The relationship with animals in the matter of infant nourishment is also astonishing. Who could have believed that, in hospitals for babies right up to the 20th century, asses and goats were kept to offer their dugs to infants who suffered from communicable diseases, the commonest of which was syphilis, and who might therefore have contaminated any woman who breastfed them? Some of the advice books contained directions as to how to draw off surplus breast milk by giving suck to two puppies, one on each nipple. There is an illustration of this breast-pumping exercise taking place. Very, very difficult to credit is the apparently established fact that it is perfectly possible ‘for grandmothers and adoptive mothers who have never been pregnant to promote and continue lactation’.

Almost as incredible, in view of established expectations about the Puritans and sensuality, is Roger Thompson’s finding that the people of his covenanted county were deeply interested in sex and took great pleasure in it. His study of what went on during courtship and within marriage reads somewhat more like Alex Comfort’s The Joy of Sex than like R.H. Tawney’s Religion and the Rise of Capitalism. Far from being ridden with anxiety, these often sincerely committed Puritan believers were able to treat sex with light-hearted humour. ‘Though he had a pen,’ said a disgruntled wife of her impotent old husband, ‘he had no ink.’
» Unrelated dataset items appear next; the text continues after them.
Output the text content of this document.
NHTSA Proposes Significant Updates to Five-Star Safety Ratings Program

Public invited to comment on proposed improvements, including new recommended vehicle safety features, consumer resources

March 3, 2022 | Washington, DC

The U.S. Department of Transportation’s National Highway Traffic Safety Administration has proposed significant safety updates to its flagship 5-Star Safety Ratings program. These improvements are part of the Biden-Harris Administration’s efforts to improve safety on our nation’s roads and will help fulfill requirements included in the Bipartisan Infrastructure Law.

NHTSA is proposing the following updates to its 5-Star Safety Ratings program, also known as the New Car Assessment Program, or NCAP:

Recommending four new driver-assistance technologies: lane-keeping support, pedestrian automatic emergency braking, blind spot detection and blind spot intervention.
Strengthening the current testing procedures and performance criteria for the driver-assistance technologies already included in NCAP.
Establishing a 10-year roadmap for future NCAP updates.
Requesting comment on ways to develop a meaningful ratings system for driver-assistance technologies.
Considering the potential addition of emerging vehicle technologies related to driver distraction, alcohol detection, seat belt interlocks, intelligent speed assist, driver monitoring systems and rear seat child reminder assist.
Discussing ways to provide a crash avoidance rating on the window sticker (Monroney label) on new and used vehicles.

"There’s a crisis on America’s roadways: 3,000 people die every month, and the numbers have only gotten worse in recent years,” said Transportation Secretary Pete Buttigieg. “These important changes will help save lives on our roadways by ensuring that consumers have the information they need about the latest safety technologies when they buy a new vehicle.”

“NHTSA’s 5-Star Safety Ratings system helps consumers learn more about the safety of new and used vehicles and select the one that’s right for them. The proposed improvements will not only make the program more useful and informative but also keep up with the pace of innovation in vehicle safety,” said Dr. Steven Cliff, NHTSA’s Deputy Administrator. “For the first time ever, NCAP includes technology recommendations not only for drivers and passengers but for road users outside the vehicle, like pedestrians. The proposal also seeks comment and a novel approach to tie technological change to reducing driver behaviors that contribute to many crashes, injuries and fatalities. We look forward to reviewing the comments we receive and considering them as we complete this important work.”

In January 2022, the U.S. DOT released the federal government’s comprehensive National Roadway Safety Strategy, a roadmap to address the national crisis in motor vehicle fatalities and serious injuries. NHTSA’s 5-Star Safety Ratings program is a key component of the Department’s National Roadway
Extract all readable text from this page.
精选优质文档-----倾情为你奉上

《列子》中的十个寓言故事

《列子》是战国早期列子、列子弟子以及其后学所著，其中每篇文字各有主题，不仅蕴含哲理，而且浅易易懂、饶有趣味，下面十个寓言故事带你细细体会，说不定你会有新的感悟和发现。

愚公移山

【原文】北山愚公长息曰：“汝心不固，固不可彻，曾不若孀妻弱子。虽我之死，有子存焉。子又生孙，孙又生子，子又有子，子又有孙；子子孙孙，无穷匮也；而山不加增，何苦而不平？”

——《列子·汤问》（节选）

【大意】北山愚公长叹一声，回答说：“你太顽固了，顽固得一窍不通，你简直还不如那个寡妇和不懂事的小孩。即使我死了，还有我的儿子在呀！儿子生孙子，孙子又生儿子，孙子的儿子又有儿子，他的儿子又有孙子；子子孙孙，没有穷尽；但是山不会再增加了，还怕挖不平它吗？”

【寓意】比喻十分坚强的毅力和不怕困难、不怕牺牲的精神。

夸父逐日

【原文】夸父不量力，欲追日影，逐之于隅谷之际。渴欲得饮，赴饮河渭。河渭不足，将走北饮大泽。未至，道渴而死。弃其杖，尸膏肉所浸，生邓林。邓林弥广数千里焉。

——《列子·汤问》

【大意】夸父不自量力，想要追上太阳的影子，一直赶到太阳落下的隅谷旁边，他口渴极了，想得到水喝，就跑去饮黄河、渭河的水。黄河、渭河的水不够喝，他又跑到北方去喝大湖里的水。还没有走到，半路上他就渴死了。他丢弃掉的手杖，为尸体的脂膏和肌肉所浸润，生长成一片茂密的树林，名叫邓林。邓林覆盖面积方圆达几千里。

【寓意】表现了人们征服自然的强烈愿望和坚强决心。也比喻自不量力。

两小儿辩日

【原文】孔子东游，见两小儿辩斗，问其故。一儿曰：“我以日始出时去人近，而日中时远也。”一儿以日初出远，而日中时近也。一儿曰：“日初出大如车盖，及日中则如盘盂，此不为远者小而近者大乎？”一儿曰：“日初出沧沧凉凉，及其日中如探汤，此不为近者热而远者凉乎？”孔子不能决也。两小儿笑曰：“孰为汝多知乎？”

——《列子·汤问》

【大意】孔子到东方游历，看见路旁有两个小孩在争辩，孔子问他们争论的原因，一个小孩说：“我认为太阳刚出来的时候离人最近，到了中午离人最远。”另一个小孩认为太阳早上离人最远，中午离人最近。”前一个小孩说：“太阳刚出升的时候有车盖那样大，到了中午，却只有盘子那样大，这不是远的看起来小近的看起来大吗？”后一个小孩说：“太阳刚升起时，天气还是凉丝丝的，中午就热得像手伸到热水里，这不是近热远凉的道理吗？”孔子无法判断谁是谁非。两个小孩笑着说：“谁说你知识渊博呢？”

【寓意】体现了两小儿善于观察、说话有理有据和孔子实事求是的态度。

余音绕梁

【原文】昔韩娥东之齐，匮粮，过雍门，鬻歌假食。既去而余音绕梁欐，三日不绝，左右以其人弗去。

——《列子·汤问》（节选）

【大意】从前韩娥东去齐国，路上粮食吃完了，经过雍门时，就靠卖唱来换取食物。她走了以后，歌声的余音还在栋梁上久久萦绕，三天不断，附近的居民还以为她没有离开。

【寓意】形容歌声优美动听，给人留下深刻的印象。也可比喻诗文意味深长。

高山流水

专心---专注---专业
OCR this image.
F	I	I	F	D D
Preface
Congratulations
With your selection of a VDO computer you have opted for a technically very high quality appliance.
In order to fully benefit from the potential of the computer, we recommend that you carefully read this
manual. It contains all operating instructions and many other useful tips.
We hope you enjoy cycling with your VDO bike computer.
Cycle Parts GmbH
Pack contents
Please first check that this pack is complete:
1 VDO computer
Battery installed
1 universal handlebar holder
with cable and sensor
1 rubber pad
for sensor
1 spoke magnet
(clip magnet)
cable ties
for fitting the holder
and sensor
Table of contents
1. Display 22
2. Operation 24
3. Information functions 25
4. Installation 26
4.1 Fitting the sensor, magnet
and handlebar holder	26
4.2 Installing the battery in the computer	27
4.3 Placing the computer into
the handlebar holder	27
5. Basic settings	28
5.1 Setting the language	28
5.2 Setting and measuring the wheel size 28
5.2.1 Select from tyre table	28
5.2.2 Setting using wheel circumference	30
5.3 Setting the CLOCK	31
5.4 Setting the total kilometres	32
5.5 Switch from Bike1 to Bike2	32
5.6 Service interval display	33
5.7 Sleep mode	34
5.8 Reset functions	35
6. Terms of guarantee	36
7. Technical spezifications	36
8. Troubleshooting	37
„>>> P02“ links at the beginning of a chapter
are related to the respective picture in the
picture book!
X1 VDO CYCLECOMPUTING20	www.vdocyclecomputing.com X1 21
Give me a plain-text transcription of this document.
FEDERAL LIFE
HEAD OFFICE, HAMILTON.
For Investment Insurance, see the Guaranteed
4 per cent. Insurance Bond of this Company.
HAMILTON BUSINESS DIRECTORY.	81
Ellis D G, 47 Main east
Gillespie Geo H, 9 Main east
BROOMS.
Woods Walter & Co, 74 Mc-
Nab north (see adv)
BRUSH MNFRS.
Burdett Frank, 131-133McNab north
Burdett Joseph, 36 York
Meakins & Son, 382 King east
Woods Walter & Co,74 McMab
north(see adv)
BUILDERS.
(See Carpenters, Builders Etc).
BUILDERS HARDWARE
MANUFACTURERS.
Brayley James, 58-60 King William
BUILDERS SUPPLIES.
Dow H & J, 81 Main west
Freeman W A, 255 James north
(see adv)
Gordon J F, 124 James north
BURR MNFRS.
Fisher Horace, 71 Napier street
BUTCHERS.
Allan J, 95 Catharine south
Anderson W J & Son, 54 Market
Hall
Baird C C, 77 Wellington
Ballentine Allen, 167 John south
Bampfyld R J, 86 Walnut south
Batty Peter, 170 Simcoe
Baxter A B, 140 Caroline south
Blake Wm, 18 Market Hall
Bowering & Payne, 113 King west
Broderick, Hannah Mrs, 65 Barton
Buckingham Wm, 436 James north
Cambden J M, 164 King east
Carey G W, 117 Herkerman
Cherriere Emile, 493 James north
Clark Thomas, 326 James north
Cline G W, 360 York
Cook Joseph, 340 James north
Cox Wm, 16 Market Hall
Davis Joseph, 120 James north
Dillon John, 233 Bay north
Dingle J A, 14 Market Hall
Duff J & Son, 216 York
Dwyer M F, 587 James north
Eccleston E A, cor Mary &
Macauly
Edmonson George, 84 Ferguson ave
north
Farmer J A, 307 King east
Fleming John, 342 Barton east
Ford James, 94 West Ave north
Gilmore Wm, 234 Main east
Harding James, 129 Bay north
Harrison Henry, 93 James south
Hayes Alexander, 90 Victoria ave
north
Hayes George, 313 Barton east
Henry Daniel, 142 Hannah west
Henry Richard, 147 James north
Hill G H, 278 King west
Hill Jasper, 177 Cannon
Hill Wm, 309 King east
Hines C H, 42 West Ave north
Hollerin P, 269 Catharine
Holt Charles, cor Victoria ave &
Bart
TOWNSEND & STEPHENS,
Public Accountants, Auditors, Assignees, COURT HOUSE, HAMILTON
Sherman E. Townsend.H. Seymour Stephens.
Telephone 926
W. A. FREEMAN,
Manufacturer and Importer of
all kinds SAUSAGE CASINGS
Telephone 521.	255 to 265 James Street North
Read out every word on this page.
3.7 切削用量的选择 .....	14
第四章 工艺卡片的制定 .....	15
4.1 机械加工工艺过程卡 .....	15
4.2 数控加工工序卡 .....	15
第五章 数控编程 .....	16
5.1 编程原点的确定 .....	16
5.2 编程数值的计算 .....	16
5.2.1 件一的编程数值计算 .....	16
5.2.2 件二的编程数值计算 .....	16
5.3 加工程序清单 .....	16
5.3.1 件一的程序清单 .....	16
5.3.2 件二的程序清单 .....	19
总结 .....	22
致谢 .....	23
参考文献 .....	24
That there are ragged ends and unsolved problems to be found in both these expositions will come as no surprise. It is not at all clear to me, for example, why Thompson pronounces against the possibility of the existence of what has come to be called a bastardy-prone sub-society in the colonial area which he has in focus. This might account for what he finds: a nonconforming minority whose sexual and procreative behaviour was different from that of other people, a sub-society both kin-related and continuing over time. Such phenomena have been encountered in the history of several of the world’s societies, and there is no reason why Puritan New England should have been different, even though, like the Eastern area of England from which so many of the settlers came, it had a low level of illegitimacy.

Even more perplexing is the existence in localities on the European continent, quite small localities some of them, where breastfeeding never occurred at all, and was apparently regarded as disgusting. The evidence here looks reliable, though it is rather slight and scattered. If we accept it, we are required to believe once again, as in the matter of colostrum, that normative behaviour could persist in infant feeding even though it militated directly against survival. One wonders in what sense our peasant predecessors can be supposed to have been closer than we are to nature and to nature’s laws.